Em 15 de janeiro de 2026, o Banco Central do Brasil decretou a liquidação extrajudicial da Reag, corretora que se tornou alvo de investigações relacionadas ao crime organizado e ao caso do Banco Master. A medida, segundo o BC, foi motivada por sérias violações das normas que regem as instituições do Sistema Financeiro Nacional, evidenciando a necessidade de intervenções rigorosas no setor financeiro.

A liquidação implica que os bens dos controladores e ex-administradores da Reag estão agora indisponíveis, o que pode ter repercussões significativas para os envolvidos. O Banco Central também anunciou que continuará a investigar as responsabilidades legais, podendo aplicar medidas sancionatórias e informar as autoridades competentes conforme as leis vigentes. Essa ação reflete a determinação do BC em assegurar a integridade do sistema financeiro nacional.
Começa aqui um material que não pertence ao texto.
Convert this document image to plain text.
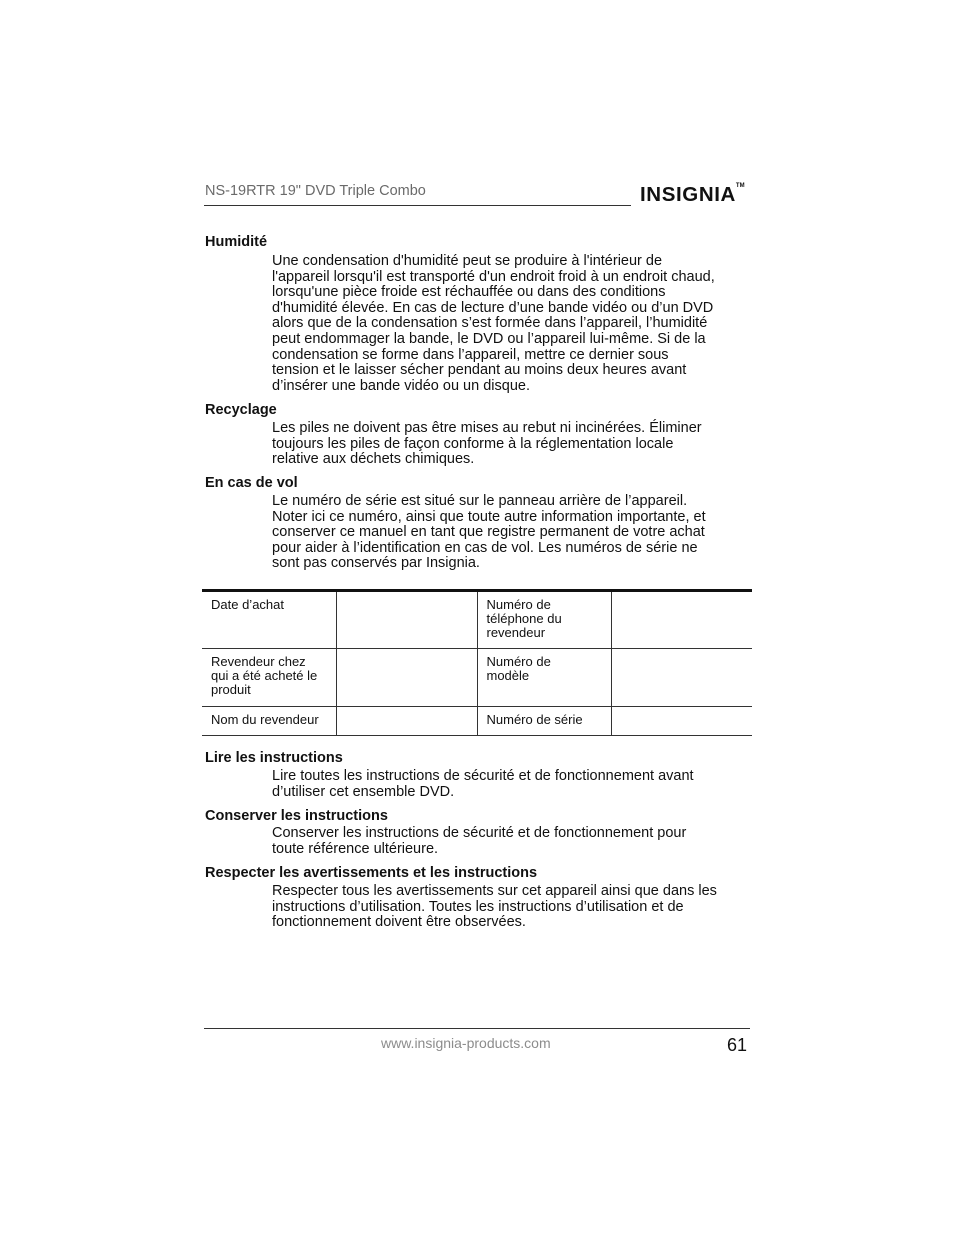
NS-19RTR 19" DVD Triple Combo	INSIGNIA™
Humidité
Une condensation d'humidité peut se produire à l'intérieur de
l'appareil lorsqu'il est transporté d'un endroit froid à un endroit chaud,
lorsqu'une pièce froide est réchauffée ou dans des conditions
d'humidité élevée. En cas de lecture d’une bande vidéo ou d’un DVD
alors que de la condensation s’est formée dans l’appareil, l’humidité
peut endommager la bande, le DVD ou l’appareil lui-même. Si de la
condensation se forme dans l’appareil, mettre ce dernier sous
tension et le laisser sécher pendant au moins deux heures avant
d’insérer une bande vidéo ou un disque.
Recyclage
Les piles ne doivent pas être mises au rebut ni incinérées. Éliminer
toujours les piles de façon conforme à la réglementation locale
relative aux déchets chimiques.
En cas de vol
Le numéro de série est situé sur le panneau arrière de l’appareil.
Noter ici ce numéro, ainsi que toute autre information importante, et
conserver ce manuel en tant que registre permanent de votre achat
pour aider à l’identification en cas de vol. Les numéros de série ne
sont pas conservés par Insignia.
Date d’achat		Numéro de
téléphone du
revendeur	

Revendeur chez
qui a été acheté le
produit		Numéro de
modèle	

Nom du revendeur		Numéro de série	

Lire les instructions
Lire toutes les instructions de sécurité et de fonctionnement avant
d’utiliser cet ensemble DVD.
Conserver les instructions
Conserver les instructions de sécurité et de fonctionnement pour
toute référence ultérieure.
Respecter les avertissements et les instructions
Respecter tous les avertissements sur cet appareil ainsi que dans les
instructions d’utilisation. Toutes les instructions d’utilisation et de
fonctionnement doivent être observées.
www.insignia-products.com	61
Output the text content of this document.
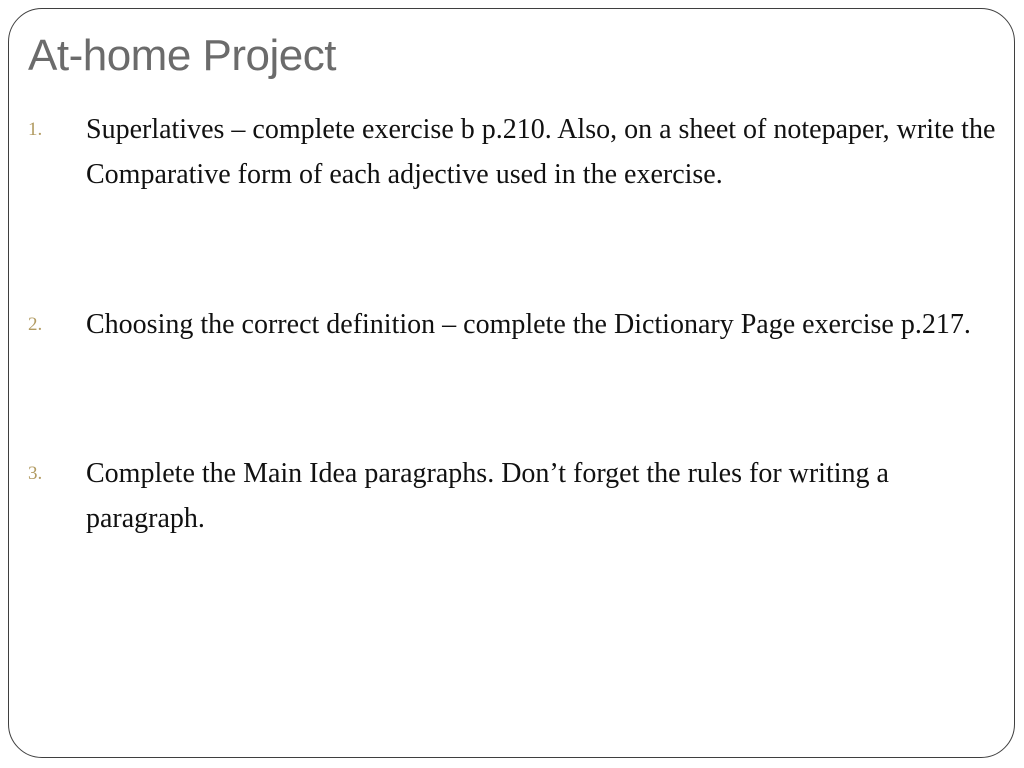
At-home Project
1. Superlatives – complete exercise b p.210. Also, on a sheet of notepaper, write the Comparative form of each adjective used in the exercise.
2. Choosing the correct definition – complete the Dictionary Page exercise p.217.
3. Complete the Main Idea paragraphs. Don’t forget the rules for writing a paragraph.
Com essa decisão, o Banco Central não apenas tenta restabelecer a ordem no mercado financeiro, mas também envia um alerta a outras instituições sobre a gravidade de seguir normas regulatórias. A expectativa é que os desdobramentos dessas apurações possam impactar a confiança dos investidores e a reputação de instituições financeiras no Brasil, além de desencadear ações adicionais contra práticas irregulares no setor.